Now upon the first day of the week, very early in the morning, they came unto the sepulchre, bringing the spices which they had prepared, and certain others with them. And they found the stone rolled away from the sepulcher. And they entered in, and found not the body of the Lord Jesus. And it came to pass, as they were much perplexed thereabout, behold, two men stood by them in shining garments.

And as they were afraid, and bowed down their faces to the earth, they said unto them, ‘Why seek ye the living among the dead? He is not here, but is risen: remember how he spoke unto you when he was yet in Galilee, saying, “The Son of man must be delivered into the hands of sinful men, and be crucified, and the third day rise again”.’

And they remembered his words, and returned from the sepulchre, and told all these things unto the eleven, and to all the rest. It was Mary Magdalene, and Joanna, and Mary the mother of James, and other women that were with them, which told these things unto the apostles. And their words seemed to them as idle tales, and they believed them not.

Then arose Peter, and ran unto the sepulchre, and stooping down, he beheld the linen clothes laid by themselves, and departed, wondering in himself at that which was come to pass.

* * *

And behold, two of them went that same day to a village called Emmaus, which was from Jerusalem about threescore furlongs. And they talked together of all these things which had happened. And it came to pass that while they communed together and reasoned, Jesus himself drew near, and went with them. But their eyes were held that they should not know him.

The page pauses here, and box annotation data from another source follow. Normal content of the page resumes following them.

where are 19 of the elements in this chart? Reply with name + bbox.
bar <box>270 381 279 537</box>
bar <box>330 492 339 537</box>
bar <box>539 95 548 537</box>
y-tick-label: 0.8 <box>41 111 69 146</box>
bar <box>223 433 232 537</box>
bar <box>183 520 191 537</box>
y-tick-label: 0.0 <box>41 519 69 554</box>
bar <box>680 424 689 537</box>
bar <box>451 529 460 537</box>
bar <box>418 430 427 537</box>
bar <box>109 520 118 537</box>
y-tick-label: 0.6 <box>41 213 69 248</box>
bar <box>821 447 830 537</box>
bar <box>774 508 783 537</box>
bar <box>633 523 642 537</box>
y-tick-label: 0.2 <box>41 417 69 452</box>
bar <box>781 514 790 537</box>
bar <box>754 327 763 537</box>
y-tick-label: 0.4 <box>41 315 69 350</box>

And he said unto them, ‘What manner of communications are these that ye have one to another, as ye walk and are sad?’

And the one of them, whose name was Cleopas, answering said unto him, ‘Art thou only a stranger in Jerusalem, and hast not known the things which are come to pass there in these days?’

And he said unto them, ‘What things?’

And they said unto him, ‘Concerning Jesus of Nazareth, which was a prophet mighty in deed and word before God and all the people. And how the chief priests and our rulers delivered him to be condemned to death, and have crucified him. But we trusted that it had been he which should have redeemed Israel: and besides all this, today is the third day since these things were done.

‘Yea, and certain women also of our company made us astonished, which were early at the sepulchre: and when they found not his body, they came, saying, that they had also seen a vision of angels, which said that he was alive. And certain of them which were with us went to the sepulchre, and found it even so as the women had said: but him they saw not.’

Then he said unto them, ‘O fools, and slow of heart to believe all that the prophets have spoken: ought not Christ to have suffered these things, and to enter into his glory?’ And beginning at Moses and all the prophets, he expounded unto them in all the scriptures the things concerning himself.

And they drew nigh unto the village, whither they went, and he made as though he would have gone farther. But they constrained him, saying, ‘Abide with us: for it is towards evening, and the day is far spent’. And he went in to tarry with them.

And it came to pass, as he sat at meat with them, he took bread, and blessed it, and broke, and gave to them. And their eyes were opened, and they knew him, and he vanished out of their sight.

And they said one to another, ‘Did not our heart burn within us, while he talked with us by the way, and while he opened to us the scriptures?’

And they rose up the same hour, and returned to Jerusalem, and found the eleven gathered together, and them that were with them, saying, ‘The Lord is risen indeed, and hath appeared to Simon’.

And they told what things were done in the way, and how he was known of them in breaking of bread.

Luke 24:1-35 (Norton, David, ed. The New Cambridge Paragraph Bible. © Cambridge University Press 2005, 2011.)